We are also undertaking a programme looking for any evidence of asymptomatic infections in people exposed to infected birds. People who have had contact with an infected bird or mammal will be asked to take nose and throat swabs at intervals following exposure, which will be tested for the presence of the virus.
The Food Standards Agency (FSA) has advised that based on the current scientific evidence, avian influenza poses a very low food safety risk for UK consumers. Properly cooked poultry and poultry products, including eggs, are safe to eat. Everyone should follow FSA’s food safety and hygiene advice.
What are you doing to prepare for situation where avian Influenza does spread between people?
UKHSA is working with partners to identify ‘knowledge gaps’ around avian influenza, including whether lateral flow devices could be deployed to test for H5N1 in humans and analysis of the genetic mutations that would signal an increased risk to human health.
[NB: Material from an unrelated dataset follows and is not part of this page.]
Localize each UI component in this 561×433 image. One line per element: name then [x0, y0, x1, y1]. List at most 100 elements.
As there has been no evidence globally of sustained human-to-human transmission of influenza A(H5N1) and as we cannot predict the characteristics of a novel influenza virus, we have looked to outbreaks of other respiratory viruses to help us determine which testing and surveillance systems would be necessary at the beginning of an outbreak to detect human cases of avian influenza. These scenarios include different options for clinical severity and age profiles of those suffering severe disease to enable us to look at a range of different options for testing and estimate when these would help us identify a human case of H5N1.